I bought a ticket to walk the wall, and was ashamed of my fumbling knee-favouring when I watched a woman with two sticks and a bent old man gamely tackling the incredibly steep stairs. RestlessJo had a story about Giraldo Tower in Seville which has ramps, because the muezzin insisted on riding his horse up to do the prayer call. By the end of the day I was ready for both ramps and horse.

But what a view! Out to the Adriatic over terra cotta roofs and spires and cupolas and chimneys and bells, with me at the same level instead of craning up. No fear of falling with the protection of these thick walls, although the drop to the sea was sheer. Views into people's backyards – a flourishing vegetable garden, a barbecue area, clothes lines with a Spider-Man towel and infant jump suits. And always the wall, with its turrets and keeps and gun emplacements. As I walked higher, I could see mountains and islands stretching beyond the immediate coast. As rain began spotting, crowds thinned out. Somehow I managed, mostly, to avoid populating the wall as I snapped and snapped.

I paused mid-circuit to visit the maritime museum, and geography and its effect on history in this region suddenly made sense: between east and west, and close to Venice.The museum was housed in wonderful vast curved rooms, part of the structure of the city wall. It contained models and paintings of ships; amphora; rolls of copper wire; pottery jugs; fragmented glass; photos of the 1991 attack taken by a young man killed as he photographed; sea chests with paintings on the inside of the lid.

Towards the end of my city wall ramble, I spent a lot of time sitting, watching dark clouds gather, and drawing in the wonderful prospect over the contained town. I told myself I was under no obligation to rise to the heights in a cable car, having risen pretty high with my feet, and went home and slept soundly for three hours.

I took myself out for dinner – beef soup and vego lasagne, half of which I brought home for breakfast. I sipped white wine, read emails and caught up with blogs, and watched a lightning-storm build up over the fading Adriatic.

 

 
 
 
 
 
 
 
 
 
 
 
 
 
 
 
 

 

 

6 thoughts on “City walls, city roofs and the sea”

  1. So unbelievably solid, isn’t it, Meg? Those polished streets will stay with me forever! We did a walking tour with a guide which took us behind the scenes into some amazing spaces too.

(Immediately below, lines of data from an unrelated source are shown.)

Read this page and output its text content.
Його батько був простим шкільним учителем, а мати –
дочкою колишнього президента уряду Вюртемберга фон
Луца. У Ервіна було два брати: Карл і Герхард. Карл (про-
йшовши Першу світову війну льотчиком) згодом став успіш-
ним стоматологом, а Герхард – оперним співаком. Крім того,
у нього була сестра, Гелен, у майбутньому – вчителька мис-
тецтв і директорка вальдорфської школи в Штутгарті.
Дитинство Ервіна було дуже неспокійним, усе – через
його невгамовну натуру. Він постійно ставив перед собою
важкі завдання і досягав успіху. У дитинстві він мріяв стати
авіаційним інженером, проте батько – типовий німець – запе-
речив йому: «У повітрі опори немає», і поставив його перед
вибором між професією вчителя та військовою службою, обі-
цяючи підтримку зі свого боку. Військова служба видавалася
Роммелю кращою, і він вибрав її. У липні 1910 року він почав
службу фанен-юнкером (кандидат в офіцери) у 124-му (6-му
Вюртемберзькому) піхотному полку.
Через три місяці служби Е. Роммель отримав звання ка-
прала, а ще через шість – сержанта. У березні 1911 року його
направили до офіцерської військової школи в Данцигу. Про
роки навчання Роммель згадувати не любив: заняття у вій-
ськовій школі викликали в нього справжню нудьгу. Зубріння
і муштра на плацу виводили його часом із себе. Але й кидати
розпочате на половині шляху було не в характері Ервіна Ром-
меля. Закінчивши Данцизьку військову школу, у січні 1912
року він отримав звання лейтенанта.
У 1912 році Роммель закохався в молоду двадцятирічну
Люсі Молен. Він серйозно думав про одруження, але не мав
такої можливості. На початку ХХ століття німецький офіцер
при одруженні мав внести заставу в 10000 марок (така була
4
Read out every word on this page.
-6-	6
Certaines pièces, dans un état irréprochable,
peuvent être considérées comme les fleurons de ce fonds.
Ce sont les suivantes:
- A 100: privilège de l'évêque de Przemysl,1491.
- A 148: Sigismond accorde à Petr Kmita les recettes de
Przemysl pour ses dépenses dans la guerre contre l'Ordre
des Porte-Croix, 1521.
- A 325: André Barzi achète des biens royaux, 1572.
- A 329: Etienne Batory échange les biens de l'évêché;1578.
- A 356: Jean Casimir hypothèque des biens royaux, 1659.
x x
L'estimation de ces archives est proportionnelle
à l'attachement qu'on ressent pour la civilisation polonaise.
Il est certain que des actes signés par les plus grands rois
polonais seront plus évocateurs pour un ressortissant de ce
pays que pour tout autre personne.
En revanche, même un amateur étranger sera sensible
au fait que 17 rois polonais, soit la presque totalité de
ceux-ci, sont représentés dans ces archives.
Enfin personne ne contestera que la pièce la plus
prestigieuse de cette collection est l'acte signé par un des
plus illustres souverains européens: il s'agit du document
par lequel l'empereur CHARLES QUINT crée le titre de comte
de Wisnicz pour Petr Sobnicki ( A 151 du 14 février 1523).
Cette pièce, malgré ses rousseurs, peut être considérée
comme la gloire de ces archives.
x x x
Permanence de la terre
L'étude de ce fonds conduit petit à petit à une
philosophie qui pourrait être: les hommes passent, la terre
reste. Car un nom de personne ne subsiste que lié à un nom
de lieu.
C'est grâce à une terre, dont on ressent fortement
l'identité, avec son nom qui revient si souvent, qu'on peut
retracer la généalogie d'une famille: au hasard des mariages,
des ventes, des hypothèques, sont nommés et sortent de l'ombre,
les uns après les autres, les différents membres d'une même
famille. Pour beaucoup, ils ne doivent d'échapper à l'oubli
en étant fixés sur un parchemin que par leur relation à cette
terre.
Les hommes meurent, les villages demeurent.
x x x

    Thanks for the mention 🙂 It was actually the Giraldo Tower in Seville that you’re thinking of. Christine was there just this week 🙂

  2. Your Dubrovnik excels mine as I didn’t climb the wall, however I really enjoyed your “new” views and my recognisable “old” views.
    Thanks for thinking of me. xx

    1. The only reason I climbed the wall was because I thought “If she can I probably can!” Glad I didn’t know you didn’t! Cruise ship arrived yesterday – it’s bigger than the walls!